Andreas De Block, Michiel Poorthuis

| Tijdschrift Klinische Psychologie, 2019, 49(1), 58-70 |

Wie argumenteert tegen medicalisering, wil graag laten zien dat de gemedicaliseerde condities ten
onrechte als ziekte worden bestempeld. Deze critici menen dat die condities ‘eigenlijk’ normaal zijn.
De vraag is echter of we ‘normaal’ wel zo eenduidig van ‘ziek’ kunnen onderscheiden. De resultaten
van de filosofische methode die gewoonlijk ingezet wordt om te bepalen wat ‘ziekte’ is, de
zogenaamde conceptuele analyse, laten zien dat dit niet vanzelfsprekend is.
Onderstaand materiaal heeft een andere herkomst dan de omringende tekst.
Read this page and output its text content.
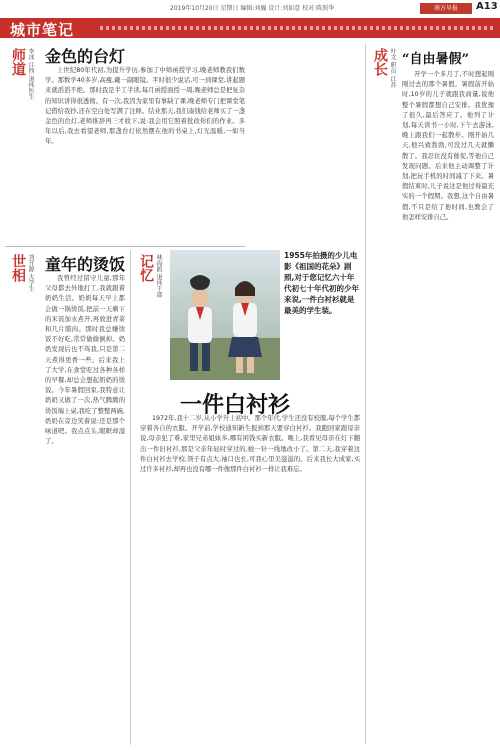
2019年10月20日 星期日 编辑:刘巍 设计:刘如意 校对:陈照华	南方早报	A13
城市笔记
师道 李冰 江西 退休医生 金色的台灯

上世纪80年代初,为提升学历,参加了中师函授学习,晚老师教我们数学。那数学40多岁,高瘦,戴一副眼镜。平时很少说话,可一到课堂,讲起题来就滔滔不绝。那时我是半工半读,每月函授面授一周,晚老师总是把复杂的知识讲得很透彻。有一次,我因为家里有事缺了课,晚老师专门把课堂笔记借给我抄,还在空白处写满了注释。结业那天,我们凑钱给老师买了一盏金色的台灯,老师推辞再三才收下,说:我会用它照着批改你们的作业。多年以后,我去看望老师,那盏台灯依然摆在他的书桌上,灯光温暖,一如当年。

世相 刘开源 大学生 童年的烫饭

我曾经过留守儿童,那年父母都去外地打工,我就跟着奶奶生活。奶奶每天早上都会做一锅烫饭,把前一天剩下的米饭加水煮开,再放进青菜和几片腊肉。那时我总嫌烫饭不好吃,常常偷偷倒掉。奶奶发现后也不骂我,只是第二天煮得更香一些。后来我上了大学,在食堂吃过各种各样的早餐,却总会想起奶奶的烫饭。今年暑假回家,我特意让奶奶又做了一次,热气腾腾的烫饭端上桌,我吃了整整两碗,奶奶在旁边笑着说:还是那个味道吧。我点点头,眼眶却湿了。

记忆 林海鸥 退休干部	1955年拍摄的少儿电影《祖国的花朵》剧照,对于您记忆六十年代初七十年代初的少年来说,一件白衬衫就是最美的学生装。
一件白衬衫

1972年,我十二岁,从小学升上初中。那个年代,学生还没有校服,每个学生都穿着各自的衣服。开学前,学校通知新生报到那天要穿白衬衫。我跑回家跟母亲说,母亲犯了难,家里兄弟姐妹多,哪有闲钱买新衣服。晚上,我看见母亲在灯下翻出一件旧衬衫,那是父亲年轻时穿过的,她一针一线地改小了。第二天,我穿着这件白衬衫去学校,领子有点大,袖口也长,可我心里美滋滋的。后来我长大成家,买过许多衬衫,却再也没有哪一件像那件白衬衫一样让我难忘。

成长 叶文 职员 江苏 “自由暑假”

开学一个多月了,不时想起刚刚过去的那个暑假。暑假前开始时,10岁的儿子就跟我商量,说他整个暑假都想自己安排。我犹豫了很久,最后答应了。他列了计划,每天读书一小时,下午去游泳,晚上跟我们一起散步。刚开始几天,他兴致勃勃,可没过几天就懒散了。我忍住没有催促,等他自己发现问题。后来他主动调整了计划,把玩手机的时间减了下来。暑假结束时,儿子说这是他过得最充实的一个假期。我想,这个自由暑假,不只是给了他时间,也教会了他怎样安排自己。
Van grensgevallen kan
moeilijk bepaald worden of er al dan niet sprake is van een ziekte en het zijn precies de grensgevallen
die veelal centraal staan in de discussie rondom medicalisering. We laten zien dat deze vaststelling
niet consequent doordacht wordt door critici van medicalisering. Onze vaststelling impliceert
geenszins dat de medicalisering onproblematisch is, maar het betekent wel dat de critici van die
medicalisering vaak onjuiste filosofische aannames als uitgangspunt nemen.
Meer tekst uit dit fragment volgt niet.